In my opinion, you almost have to deprime cases before using a wet cleaning system. There are some potential safety issues (see below in Primers). Perhaps even more importantly, wet cleaning does not work nearly as well with spent primers in place. Forget ever reusing a batch of cleaning solution; spent primers make a gruesome mess.
E. Lube with Carbide
In theory, you don't need to lube 9mm case when using carbide dies. In practice, several members do lightly lube 1 of 5 or 1 of 10 cases for ease of loading. The 9mm has a taper, and this causes new and/or clean cases to gall the carbide on the upstroke. You can see brass deposits on the carbide. This won't hurt anything at first, but over time it will effect the sizing or scratch the carbide insert. You can either clean the sizing die more often, or use a very slight amount of lube. This is usually only a problem with brand new brass or brass that has been polished by a tumbler.

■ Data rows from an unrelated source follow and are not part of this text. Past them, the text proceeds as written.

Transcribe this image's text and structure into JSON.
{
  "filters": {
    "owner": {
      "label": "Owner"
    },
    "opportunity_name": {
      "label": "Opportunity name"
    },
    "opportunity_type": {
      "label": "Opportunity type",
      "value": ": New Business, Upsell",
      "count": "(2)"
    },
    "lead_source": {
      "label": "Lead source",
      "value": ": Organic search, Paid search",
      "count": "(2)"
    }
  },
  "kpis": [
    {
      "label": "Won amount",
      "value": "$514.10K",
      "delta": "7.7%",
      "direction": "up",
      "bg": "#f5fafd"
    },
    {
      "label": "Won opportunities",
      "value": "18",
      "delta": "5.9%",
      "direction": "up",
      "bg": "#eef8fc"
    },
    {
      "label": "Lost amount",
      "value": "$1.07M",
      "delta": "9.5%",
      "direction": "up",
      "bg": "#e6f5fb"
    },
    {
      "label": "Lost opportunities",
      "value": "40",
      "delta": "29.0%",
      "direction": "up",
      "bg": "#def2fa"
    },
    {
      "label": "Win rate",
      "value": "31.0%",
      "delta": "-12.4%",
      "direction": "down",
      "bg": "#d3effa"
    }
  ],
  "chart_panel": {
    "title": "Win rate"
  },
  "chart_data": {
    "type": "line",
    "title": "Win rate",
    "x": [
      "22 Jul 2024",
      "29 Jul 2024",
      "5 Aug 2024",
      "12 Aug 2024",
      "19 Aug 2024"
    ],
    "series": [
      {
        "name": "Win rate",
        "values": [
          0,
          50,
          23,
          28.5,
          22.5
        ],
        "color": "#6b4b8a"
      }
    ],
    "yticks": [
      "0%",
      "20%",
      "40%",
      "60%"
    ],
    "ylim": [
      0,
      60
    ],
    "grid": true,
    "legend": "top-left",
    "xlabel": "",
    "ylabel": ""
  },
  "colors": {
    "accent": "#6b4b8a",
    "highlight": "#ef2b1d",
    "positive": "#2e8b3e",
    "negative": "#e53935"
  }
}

Depending on which brand of media additive is used, this may not be necessary, because some of them leave a slight film on the cases. Cases cleaned with wet methods generally do not have this problem, either. Dirty cases won't need lube with carbide dies, as the nitro fouling acts as a dry lube. Dirty cases do eventually ruin a die on their own, however.
This is a hint I picked up from Richard Lee's Modern Reloading (1st ed.), page 56. Dilute 1 part Lee sizing lube with 10 parts rubbing alcohol (or water, alcohol evaporates more quickly). Put the mixture in a plant sprayer. Spray some cases with a light mist, let dry, and space them amongst the other cases to be sized. More than one in five is serious overkill.

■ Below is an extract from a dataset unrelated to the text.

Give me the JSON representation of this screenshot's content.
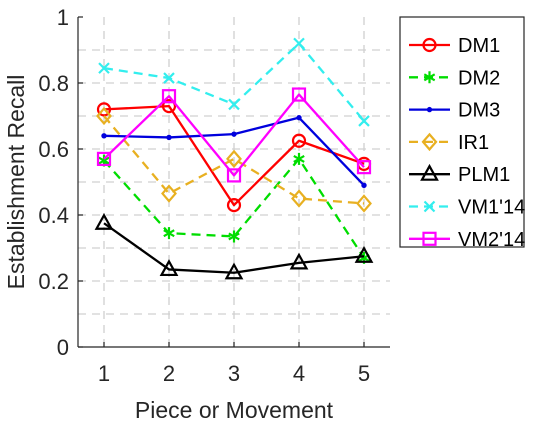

CZF Member Mr. Phil does essentially the same thing, but he uses Hornady One-Shot case lube, an aerosol. He loads on a Dillon progressive and finds that this is easier on the loading arm. I also find that once the cases dry, some lube does actually speed up the loading process.
Both of these products share an important trait. They are applied wet, but are used after drying. This seems to be the secret to their success. Wet or greasy lubes cause their own set of problems.
Once-fired 9mm cases are an excellent source for cases, but some brands are better than others. Sort cases by headstamp for safety and accuracy reasons. Trimming cases is probably not absolutely necessary, but there are many benefits of doing so. Although the initial expense of a tumbler can be postponed, you need to clean the cases with some other method. Depriming cases prior to cleaning is probably not absolutely necessary, but it is also a desirable practice. Ultra clean cases sometimes benefit from a very small amount of dry lube.